If This Isn’t Nice
My birthday was on friday. For years I claimed I adored my birthday because I love cake and presents and attention, but the truth is, I’ve always hated my birthday. It’s historically been a day spent in neurotic pain and anxiety worried about who would and wouldn’t remember it (namely my parents who had a very spotty record of acknowledging it), and often unable to be present and enjoying the day that was available. This year feeling the anxiety rev up once again as the day approached, I decided to admit this pattern to both myself and my husband. As a result I was able to feel more present and grateful for what was happening that day as it happened.
Any reader of my comics will see hints that I have been through some periods of darkness in my life. I had a very chaotic and painful childhood, which lead to a chaotic and painful adulthood until I was in my 30’s. So far my 40’s have been some of the richest and deeply happy years I’ve ever known. It’s like some basic things got arranged and put into place and I’ve been allowed to live a more realized life. All I have to do to feel a sense of relief and gratitude is to remember what my life was like at 11 or 28 and I cannot believe what a cushy and nourishing life I currently live. I have the best home life I’ve ever had. I have people in my life I cherish. I have work that I’m deeply engaged in. There is literally nothing else I need.
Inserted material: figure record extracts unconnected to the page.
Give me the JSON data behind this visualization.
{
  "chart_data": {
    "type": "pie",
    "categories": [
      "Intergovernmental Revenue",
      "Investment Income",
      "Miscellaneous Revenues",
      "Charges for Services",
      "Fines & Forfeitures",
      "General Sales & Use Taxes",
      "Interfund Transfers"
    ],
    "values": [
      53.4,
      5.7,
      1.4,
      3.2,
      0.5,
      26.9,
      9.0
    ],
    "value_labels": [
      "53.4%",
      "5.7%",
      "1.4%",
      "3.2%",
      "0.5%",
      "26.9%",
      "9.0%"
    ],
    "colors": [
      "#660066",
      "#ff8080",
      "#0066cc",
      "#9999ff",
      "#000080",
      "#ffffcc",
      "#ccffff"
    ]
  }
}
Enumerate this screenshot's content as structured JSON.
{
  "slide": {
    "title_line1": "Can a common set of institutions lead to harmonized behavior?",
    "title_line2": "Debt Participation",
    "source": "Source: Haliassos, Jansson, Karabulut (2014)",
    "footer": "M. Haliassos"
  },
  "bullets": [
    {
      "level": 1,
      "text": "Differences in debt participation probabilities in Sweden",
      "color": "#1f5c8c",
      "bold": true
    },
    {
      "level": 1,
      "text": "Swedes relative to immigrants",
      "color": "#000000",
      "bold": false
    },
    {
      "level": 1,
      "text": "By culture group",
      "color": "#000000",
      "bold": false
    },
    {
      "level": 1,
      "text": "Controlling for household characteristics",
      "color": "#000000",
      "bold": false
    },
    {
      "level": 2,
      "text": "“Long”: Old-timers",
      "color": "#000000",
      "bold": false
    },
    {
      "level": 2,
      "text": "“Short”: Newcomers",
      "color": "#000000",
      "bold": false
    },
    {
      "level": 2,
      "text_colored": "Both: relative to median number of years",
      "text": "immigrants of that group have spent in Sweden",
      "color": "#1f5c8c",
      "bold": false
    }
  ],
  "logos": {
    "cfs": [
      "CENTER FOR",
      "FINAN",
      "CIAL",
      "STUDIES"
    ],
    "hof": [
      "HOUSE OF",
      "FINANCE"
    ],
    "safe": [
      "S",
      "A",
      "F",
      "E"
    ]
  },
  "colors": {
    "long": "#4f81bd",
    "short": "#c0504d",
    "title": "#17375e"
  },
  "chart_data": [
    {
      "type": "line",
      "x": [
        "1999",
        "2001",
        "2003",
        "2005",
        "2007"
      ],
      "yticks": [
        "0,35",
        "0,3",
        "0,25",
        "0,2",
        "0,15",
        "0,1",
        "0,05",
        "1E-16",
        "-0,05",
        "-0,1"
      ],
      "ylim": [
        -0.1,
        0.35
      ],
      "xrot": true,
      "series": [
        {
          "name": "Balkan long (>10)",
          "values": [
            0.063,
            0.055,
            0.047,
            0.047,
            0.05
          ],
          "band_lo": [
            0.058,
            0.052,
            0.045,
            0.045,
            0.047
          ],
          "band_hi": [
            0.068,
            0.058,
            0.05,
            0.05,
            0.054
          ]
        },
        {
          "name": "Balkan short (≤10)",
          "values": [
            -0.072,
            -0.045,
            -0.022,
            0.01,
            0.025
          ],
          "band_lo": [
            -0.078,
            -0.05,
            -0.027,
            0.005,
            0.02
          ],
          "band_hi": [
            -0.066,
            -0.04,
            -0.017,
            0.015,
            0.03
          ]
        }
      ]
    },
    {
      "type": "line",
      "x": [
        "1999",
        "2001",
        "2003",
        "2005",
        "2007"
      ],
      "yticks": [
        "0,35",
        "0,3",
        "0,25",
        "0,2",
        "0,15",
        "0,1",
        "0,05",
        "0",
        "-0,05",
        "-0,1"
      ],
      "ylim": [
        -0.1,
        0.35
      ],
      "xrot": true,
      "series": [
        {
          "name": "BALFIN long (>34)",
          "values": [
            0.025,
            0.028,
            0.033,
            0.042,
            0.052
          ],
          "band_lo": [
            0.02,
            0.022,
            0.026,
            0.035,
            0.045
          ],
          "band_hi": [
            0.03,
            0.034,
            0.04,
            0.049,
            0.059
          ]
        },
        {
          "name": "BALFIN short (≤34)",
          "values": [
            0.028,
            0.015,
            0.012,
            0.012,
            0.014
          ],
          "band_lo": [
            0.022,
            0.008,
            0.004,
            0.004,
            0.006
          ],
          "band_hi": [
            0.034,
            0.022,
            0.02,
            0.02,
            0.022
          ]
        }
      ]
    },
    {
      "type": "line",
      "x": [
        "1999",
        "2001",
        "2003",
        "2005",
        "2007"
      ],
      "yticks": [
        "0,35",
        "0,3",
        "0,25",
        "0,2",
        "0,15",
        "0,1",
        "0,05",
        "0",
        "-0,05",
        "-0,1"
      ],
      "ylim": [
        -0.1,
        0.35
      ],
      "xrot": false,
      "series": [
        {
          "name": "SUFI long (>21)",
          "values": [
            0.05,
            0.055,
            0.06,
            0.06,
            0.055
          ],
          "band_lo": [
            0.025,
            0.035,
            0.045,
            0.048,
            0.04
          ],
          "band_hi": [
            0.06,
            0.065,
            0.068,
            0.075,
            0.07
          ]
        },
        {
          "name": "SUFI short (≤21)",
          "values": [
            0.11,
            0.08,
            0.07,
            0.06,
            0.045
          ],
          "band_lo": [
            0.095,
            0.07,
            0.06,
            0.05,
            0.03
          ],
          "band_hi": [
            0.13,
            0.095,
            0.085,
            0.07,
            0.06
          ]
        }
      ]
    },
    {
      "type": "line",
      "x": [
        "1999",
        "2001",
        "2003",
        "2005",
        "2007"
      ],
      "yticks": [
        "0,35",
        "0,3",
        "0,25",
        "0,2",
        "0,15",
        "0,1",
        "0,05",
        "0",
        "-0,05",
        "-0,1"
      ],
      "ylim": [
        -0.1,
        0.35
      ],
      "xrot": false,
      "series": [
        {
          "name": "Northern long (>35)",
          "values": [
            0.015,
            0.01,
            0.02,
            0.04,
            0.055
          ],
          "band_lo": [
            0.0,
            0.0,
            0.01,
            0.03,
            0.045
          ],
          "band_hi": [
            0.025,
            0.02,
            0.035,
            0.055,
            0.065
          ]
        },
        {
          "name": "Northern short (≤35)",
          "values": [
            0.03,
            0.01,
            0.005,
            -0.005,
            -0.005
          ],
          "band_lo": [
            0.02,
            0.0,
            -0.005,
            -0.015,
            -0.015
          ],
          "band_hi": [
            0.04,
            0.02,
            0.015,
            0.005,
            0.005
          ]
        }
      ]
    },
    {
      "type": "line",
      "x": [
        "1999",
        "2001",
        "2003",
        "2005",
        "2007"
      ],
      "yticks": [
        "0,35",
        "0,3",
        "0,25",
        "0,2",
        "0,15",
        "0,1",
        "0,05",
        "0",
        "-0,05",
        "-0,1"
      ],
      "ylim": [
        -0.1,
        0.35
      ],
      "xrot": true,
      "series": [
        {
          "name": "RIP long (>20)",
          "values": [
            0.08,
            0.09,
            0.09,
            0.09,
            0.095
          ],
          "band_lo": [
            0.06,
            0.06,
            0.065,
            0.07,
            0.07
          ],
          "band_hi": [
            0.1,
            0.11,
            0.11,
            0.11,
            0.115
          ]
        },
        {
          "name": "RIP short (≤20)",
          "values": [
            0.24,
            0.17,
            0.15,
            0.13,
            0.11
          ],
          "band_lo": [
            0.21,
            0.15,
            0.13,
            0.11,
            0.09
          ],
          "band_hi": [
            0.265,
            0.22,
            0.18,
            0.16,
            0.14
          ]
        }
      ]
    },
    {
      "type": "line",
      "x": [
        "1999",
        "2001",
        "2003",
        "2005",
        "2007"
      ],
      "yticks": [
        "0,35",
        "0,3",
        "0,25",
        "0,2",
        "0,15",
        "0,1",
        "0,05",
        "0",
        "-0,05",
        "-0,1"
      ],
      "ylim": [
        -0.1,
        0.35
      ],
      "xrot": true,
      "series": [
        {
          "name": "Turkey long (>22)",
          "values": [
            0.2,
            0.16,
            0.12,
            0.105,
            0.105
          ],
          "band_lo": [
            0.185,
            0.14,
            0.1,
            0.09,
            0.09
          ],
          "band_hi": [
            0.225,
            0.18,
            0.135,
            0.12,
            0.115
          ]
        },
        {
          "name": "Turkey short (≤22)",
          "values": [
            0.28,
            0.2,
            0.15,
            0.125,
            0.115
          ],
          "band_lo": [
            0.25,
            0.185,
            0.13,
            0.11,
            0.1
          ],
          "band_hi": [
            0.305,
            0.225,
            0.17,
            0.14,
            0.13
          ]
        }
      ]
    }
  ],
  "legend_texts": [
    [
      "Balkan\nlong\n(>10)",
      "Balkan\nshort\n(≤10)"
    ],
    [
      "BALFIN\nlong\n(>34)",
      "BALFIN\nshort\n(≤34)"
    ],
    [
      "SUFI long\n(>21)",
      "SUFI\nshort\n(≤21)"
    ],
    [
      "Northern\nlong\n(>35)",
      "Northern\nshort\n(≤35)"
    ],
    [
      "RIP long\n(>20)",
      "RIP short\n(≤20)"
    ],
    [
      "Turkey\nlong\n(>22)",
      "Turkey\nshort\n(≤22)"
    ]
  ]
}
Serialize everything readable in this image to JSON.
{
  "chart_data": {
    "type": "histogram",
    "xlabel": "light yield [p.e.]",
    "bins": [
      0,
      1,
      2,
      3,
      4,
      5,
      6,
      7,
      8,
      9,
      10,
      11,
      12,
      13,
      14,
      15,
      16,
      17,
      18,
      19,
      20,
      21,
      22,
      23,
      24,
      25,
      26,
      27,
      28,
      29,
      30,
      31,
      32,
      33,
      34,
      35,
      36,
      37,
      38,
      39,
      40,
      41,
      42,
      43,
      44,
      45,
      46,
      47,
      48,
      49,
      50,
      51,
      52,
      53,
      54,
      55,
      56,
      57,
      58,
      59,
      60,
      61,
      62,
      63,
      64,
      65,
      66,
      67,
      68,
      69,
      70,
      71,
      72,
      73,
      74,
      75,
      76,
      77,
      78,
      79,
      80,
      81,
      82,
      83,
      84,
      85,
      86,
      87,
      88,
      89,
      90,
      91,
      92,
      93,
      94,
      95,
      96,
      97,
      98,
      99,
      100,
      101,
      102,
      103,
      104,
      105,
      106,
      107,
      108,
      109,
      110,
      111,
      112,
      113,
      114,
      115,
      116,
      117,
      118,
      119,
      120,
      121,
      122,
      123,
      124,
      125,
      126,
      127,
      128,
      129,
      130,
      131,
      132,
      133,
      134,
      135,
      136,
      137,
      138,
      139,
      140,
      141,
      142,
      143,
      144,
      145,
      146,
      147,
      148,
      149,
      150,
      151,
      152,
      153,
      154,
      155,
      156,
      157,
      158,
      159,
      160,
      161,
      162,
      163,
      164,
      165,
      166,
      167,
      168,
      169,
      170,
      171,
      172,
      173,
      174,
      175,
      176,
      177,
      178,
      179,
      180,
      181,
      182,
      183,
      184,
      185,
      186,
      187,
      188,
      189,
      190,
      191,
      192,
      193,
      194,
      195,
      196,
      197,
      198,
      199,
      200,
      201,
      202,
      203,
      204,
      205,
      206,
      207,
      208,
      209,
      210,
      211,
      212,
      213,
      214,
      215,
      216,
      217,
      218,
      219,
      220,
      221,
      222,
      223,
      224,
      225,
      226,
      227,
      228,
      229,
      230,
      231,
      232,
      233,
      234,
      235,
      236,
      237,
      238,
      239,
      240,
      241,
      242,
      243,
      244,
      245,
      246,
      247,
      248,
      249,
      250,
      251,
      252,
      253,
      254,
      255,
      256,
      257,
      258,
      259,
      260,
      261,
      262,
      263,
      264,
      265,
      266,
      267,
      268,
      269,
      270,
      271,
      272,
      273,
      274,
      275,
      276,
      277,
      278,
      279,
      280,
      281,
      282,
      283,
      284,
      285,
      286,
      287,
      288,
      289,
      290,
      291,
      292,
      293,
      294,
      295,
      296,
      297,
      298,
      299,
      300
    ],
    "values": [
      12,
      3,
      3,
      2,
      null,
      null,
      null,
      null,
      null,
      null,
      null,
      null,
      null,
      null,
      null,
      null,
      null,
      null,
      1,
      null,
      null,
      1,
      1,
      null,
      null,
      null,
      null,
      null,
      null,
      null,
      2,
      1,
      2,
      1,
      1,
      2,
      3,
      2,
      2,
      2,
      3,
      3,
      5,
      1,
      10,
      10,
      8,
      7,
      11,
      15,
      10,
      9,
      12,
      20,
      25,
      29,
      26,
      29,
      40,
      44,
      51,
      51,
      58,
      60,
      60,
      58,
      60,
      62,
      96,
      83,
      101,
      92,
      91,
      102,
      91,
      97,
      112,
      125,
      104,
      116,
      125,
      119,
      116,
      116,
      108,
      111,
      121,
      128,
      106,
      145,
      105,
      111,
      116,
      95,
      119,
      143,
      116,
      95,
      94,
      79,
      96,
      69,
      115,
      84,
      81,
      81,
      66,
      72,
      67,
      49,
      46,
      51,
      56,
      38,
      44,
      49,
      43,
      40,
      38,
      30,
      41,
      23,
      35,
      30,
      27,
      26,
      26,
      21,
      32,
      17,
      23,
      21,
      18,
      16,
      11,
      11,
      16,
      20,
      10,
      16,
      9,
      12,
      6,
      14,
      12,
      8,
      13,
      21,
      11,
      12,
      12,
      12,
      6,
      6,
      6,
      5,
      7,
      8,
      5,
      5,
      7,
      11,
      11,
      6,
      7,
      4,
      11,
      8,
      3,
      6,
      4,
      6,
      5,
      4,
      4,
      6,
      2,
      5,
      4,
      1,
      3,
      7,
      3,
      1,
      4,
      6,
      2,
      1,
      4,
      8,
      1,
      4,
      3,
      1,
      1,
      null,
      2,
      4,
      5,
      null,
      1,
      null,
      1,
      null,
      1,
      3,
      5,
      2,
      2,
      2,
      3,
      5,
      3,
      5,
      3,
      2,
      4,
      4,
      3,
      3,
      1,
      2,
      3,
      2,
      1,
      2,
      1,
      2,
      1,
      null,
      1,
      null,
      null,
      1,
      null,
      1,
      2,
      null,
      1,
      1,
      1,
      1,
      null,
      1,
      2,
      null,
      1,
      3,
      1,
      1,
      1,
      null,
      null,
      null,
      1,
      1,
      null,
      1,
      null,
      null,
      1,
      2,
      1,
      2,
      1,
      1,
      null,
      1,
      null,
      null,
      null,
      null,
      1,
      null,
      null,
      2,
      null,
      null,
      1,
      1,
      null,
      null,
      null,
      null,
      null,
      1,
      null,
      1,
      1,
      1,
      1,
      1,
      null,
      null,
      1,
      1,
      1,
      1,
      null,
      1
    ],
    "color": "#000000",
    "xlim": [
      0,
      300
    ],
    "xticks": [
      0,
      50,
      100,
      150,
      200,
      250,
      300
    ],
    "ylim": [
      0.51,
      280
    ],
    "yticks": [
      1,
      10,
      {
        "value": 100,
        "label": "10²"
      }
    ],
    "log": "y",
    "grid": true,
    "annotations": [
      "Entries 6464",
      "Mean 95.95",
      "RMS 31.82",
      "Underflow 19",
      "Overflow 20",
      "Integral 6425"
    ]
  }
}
It’s nice not only to experience these things, but to KNOW that I am experiencing them.
The internet is rightly criticized for showing a curated sense of life, which makes us all feel painful bouts of status anxiety and comparison. It also gives license for a lot of weird bragging on display. That’s not what this little missive is, so forgive me if it sounds like it is. Even with all these ducks in place, I still experience all kinds of shit and struggle–I’m ALIVE and ME for pete’s sake! Still, as one of my favorite writers Kurt Vonnegut wrote about his beloved Uncle Alex:
One of the things [he] found objectionable about human beings was that they so rarely noticed it when they were happy. He himself did his best to acknowledge it when times were sweet. We could be drinking lemonade in the shade of an apple tree in the summertime, and Uncle Alex would interrupt the conversation to say, “If this isn’t nice, what is?”
So I hope that you will do the same for the rest of your lives. When things are going sweetly and peacefully, please pause a moment, and then say out loud, “If this isn’t nice, what is?”
On my birthday my family went into New York and spent the morning at the Museum of Modern Art. It was Gus’ first time going and I was over the moon that he was not only willing to go, but EXCITED to go. As I sat with him looking at an exhibit I suddenly realized I didn’t want to be anywhere else or with anyone else. In other words, I was happy.
If this isn’t nice, what is?
All this is really to say everything that others have said and probably better: If you’re struggling, me too. If you’re struggling, it gets better. Getting older is so far awesome. Also, it beats the alternative. Also? Thank you.